The clinical leads’ trump card, of course, is that they are themselves members of the professions and have dual accountability to the professions and the programme, but this particular area of clinical engagement is still probably the trickiest.

As the anxiety levels grew about the work involved and the resources needed, even the good-humoured GP clinical lead, Dr Gillian Braunold, sounded a tad exasperated when she pointed out: “We were asked, ‘Where is the interface with the professions?’ The agency is in your hands.”

Ian Scott, clinical lead for hospital doctors said: “We are not asking anything of the organisations, except to be leaders.”

‘Two-way concern’

On the upside, the professional organisations have a lot to offer. They all have a high degree of involvement, if not actual control, over their members’ pre- and post-registration education and this will be a critical factor in developing a workforce ready to use IT effectively.

They have a wealth of experience in areas such as ethics and the application of medical law to their members’ work – potentially an invaluable source of wisdom in areas such as confidentiality.

Professional organisations have well-established lines of communication with members ranging from local meetings to learned journals. Many have led research on documentation and record keeping.

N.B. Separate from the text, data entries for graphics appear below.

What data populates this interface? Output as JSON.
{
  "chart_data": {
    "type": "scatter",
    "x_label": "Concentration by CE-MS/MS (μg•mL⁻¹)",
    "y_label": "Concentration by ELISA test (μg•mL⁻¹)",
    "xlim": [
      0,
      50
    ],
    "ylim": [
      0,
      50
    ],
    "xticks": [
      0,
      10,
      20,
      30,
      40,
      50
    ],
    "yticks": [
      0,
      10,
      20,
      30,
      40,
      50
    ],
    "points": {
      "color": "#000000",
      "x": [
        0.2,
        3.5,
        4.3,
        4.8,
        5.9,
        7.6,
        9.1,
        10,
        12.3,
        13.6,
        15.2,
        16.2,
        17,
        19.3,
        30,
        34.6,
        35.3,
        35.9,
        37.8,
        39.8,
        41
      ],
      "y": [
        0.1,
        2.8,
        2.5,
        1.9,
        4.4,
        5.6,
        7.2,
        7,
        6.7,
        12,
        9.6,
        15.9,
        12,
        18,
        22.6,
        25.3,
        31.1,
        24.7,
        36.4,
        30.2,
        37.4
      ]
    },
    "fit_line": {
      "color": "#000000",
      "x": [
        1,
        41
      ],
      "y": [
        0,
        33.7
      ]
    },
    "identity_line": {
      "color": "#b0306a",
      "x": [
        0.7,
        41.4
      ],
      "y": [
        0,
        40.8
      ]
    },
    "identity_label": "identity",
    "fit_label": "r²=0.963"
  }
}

At the session attended by E-Health Insider there were no dissenting voices against the approach taken by Connecting for Health. For example, the Royal College of Midwives – keen not to appear grumpy – is very supportive of integrated electronic records. Deputy general secretary, Louise Silverton, told E-Health Insider that members working across hospital, community and general practice often wasted time writing up notes, then inputting them into stand-alone GP systems. They need a joined-up system.

Midwives also have long experience of working with mothers who hold their own records and the college would like to see this extended by giving mothers given access to their electronic records and to online information.

Delivery, both of sound consultation and technology, emerges as the big issue.

Kamini Gadhok, chief executive at the Royal College of Speech and Language Therapists, who was a member of the disbanded initial consultative body, the National Clinical Advisory Board, and now serves on the Care Record Development Board said: “There’s a real concern about trust in what’s happening because of these changes. People like me will hang on because we think it’s important.”

Engagement is a two-way deal and Connecting for Health clearly has some way to go if it is to woo the professional organisations. The organisations, too, may reflect that engaging with them isn’t the easiest task; more a case of convincing sceptical in-laws than bonding with a loving fiance.